My grandmother lived near Birch River, WV, and a man from the area built the cabinet from local cherry wood for her. My father killed the duck when he was a boy in Putnam County, WV. He never killed anything again. It was preserved by his taxidermist uncle. My mom collected vintage Fiestaware. Some of it was purchased by my aunt in the Boston area for my mom’s birthday and Christmas.

The puppies have no idea how careful they have to be. I trust the older dogs loose upstairs with the cabinet, but I watch the puppies carefully when they roughhouse nearby. As meaningful as the stuff is, if I had to pick between the stuff and the puppies, I would definitely pick the puppies.

A blast from the past, and future plans.

I’m getting a water neutralizer (my water is too acidic and it’s eating up my pipes) so I had to clean out a storage area in my house. I ran across these pics and decided to share.

My first dog, Silver, a Norwegian elkhound, with my dad in 1985.
Wally: Johnny and Jane’s sire, and Winston, Clyde, and See See’s grand sire. About 1996. I love his kind eyes.
Wally playing in a muddy field in Columbus, Ohio, about 1998.

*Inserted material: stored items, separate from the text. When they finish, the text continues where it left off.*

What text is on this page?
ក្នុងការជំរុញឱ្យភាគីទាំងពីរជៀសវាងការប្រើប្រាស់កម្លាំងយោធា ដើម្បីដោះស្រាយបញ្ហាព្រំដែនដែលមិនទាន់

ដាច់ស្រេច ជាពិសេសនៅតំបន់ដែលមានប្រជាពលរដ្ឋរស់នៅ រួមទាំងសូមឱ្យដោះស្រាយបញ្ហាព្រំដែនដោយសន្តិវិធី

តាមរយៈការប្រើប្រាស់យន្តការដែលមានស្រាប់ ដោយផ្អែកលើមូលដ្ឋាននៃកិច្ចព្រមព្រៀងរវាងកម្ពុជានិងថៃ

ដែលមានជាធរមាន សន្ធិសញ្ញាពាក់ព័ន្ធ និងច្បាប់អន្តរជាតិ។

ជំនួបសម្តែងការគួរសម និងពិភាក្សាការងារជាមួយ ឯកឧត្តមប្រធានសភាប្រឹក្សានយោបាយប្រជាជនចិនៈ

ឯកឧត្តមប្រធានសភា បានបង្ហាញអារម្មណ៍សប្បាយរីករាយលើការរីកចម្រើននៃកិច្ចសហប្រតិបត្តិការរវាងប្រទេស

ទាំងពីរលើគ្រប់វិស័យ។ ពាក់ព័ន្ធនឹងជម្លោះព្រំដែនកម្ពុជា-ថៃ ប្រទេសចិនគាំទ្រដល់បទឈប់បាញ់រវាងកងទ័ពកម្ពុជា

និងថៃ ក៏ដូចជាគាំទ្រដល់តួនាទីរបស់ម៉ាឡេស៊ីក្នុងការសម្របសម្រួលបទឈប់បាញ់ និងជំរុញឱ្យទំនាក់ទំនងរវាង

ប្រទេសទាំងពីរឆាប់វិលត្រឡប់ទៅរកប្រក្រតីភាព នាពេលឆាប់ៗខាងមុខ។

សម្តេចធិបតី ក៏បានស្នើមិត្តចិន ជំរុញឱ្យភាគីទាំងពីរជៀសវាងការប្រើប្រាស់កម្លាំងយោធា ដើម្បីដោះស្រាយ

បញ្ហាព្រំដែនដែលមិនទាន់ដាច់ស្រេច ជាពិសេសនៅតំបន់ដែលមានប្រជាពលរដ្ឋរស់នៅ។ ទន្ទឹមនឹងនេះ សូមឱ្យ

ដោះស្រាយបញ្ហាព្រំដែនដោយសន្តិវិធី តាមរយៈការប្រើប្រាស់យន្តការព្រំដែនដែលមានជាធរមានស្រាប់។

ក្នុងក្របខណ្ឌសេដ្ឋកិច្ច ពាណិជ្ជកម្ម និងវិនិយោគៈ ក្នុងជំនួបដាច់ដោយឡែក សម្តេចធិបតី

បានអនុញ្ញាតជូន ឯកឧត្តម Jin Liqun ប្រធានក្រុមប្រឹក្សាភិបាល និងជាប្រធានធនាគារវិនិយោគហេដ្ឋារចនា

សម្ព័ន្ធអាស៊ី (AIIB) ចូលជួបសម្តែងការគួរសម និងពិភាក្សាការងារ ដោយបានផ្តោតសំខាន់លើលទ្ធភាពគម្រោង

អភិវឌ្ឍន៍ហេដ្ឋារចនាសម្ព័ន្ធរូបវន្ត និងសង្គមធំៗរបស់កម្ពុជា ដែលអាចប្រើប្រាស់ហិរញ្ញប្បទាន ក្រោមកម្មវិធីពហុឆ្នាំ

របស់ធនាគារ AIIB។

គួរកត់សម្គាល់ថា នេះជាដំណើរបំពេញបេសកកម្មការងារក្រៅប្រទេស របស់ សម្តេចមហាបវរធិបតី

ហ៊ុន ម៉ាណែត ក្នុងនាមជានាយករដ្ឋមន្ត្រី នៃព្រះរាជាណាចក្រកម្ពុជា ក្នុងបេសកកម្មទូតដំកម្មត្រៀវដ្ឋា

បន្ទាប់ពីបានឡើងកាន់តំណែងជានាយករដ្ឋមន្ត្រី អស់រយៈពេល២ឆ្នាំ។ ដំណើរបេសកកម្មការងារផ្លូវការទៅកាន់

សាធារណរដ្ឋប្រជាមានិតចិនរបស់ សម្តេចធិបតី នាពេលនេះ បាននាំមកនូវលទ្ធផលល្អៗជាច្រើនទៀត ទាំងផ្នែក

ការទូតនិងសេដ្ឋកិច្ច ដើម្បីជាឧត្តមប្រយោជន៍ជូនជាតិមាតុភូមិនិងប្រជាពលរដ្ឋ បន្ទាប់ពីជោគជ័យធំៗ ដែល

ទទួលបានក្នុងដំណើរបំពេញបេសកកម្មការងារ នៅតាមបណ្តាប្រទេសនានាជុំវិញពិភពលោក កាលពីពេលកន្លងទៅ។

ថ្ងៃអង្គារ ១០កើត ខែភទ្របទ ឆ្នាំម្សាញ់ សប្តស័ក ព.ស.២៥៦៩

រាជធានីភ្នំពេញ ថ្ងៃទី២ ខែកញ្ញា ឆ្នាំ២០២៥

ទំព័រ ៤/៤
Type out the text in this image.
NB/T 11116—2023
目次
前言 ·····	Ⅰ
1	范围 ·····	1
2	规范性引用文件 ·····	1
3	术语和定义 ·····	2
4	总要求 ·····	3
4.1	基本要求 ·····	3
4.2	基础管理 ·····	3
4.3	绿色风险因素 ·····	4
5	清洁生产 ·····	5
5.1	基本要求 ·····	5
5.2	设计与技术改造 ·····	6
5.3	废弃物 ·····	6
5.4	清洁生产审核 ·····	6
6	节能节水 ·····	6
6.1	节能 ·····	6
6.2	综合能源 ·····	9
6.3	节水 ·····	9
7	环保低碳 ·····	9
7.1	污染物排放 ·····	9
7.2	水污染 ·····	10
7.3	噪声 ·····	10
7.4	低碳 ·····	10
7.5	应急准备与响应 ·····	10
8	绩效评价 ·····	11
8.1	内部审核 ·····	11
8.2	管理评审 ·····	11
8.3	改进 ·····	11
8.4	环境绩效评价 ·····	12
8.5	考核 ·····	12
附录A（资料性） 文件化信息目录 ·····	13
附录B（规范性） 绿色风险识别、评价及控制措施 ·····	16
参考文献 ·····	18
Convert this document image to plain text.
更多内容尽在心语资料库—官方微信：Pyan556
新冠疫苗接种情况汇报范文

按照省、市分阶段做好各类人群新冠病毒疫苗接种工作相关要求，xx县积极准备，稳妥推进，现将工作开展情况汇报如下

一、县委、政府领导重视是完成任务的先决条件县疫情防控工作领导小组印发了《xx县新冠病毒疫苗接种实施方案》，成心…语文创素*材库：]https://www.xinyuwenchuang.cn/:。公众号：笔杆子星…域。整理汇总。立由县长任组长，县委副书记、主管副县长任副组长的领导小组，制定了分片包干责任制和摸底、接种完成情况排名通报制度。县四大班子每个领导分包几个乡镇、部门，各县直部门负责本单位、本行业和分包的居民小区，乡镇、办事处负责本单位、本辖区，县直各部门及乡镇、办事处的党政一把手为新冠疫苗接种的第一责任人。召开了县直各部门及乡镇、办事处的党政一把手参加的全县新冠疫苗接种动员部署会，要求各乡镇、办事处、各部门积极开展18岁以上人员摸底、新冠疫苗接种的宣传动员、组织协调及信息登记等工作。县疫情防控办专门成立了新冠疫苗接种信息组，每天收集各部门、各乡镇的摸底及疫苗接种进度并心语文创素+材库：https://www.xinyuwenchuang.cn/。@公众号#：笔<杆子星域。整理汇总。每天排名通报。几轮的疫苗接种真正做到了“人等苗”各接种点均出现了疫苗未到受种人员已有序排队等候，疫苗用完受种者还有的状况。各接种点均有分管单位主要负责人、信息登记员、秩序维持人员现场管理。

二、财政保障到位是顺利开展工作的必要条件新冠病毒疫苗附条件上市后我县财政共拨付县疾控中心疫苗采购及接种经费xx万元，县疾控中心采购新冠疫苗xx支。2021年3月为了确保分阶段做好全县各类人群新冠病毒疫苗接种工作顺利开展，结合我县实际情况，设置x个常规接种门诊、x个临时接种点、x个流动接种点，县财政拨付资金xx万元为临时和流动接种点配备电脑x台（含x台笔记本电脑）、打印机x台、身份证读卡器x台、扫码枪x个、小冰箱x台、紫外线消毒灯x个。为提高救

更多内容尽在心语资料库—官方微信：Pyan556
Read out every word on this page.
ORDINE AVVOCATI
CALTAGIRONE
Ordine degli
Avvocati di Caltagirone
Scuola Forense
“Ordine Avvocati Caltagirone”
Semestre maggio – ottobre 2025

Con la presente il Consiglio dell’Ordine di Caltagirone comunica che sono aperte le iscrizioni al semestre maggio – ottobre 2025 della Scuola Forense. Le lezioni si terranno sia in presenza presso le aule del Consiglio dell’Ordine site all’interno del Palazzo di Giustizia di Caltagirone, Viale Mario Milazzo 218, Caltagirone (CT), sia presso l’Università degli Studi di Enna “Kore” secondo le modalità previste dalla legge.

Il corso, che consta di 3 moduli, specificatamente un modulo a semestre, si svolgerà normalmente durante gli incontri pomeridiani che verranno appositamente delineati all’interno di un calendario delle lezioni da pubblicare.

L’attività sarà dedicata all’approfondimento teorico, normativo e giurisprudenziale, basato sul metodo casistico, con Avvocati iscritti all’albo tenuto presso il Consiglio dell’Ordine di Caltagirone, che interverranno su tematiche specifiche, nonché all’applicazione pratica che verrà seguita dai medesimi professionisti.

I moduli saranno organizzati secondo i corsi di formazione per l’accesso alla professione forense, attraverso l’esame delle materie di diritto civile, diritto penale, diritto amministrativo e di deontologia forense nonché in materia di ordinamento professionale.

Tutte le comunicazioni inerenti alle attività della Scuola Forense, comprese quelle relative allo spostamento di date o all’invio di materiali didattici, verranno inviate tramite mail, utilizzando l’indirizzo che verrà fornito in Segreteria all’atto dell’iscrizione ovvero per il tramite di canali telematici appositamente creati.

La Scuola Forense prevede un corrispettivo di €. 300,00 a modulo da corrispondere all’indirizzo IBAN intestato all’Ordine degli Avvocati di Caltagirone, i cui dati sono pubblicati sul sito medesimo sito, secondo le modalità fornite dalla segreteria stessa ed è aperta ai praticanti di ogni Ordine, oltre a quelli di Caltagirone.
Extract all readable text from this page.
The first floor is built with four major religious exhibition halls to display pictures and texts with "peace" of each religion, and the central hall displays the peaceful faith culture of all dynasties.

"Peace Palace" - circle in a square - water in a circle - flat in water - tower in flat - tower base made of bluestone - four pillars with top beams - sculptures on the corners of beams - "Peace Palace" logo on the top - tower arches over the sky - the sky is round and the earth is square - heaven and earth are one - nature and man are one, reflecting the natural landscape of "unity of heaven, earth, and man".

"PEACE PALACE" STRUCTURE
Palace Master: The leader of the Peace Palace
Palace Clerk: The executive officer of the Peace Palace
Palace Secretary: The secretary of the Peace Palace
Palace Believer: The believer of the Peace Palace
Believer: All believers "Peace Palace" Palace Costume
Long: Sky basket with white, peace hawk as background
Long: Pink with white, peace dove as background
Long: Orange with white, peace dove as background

Wally was my “heart” dog. The smartest thing I ever did was have his semen collected at Ohio State University when he was 5 years old. I lost half of it when a storage unit failed at the vet practice where I had Nellie implanted with it. But I still have enough for several breedings. It is now stored at Zoetis. I plan to use it again with See See.

See See is 25% Wally. Bred to Wally, her puppies will be 62.5% Wally. I can’t wait.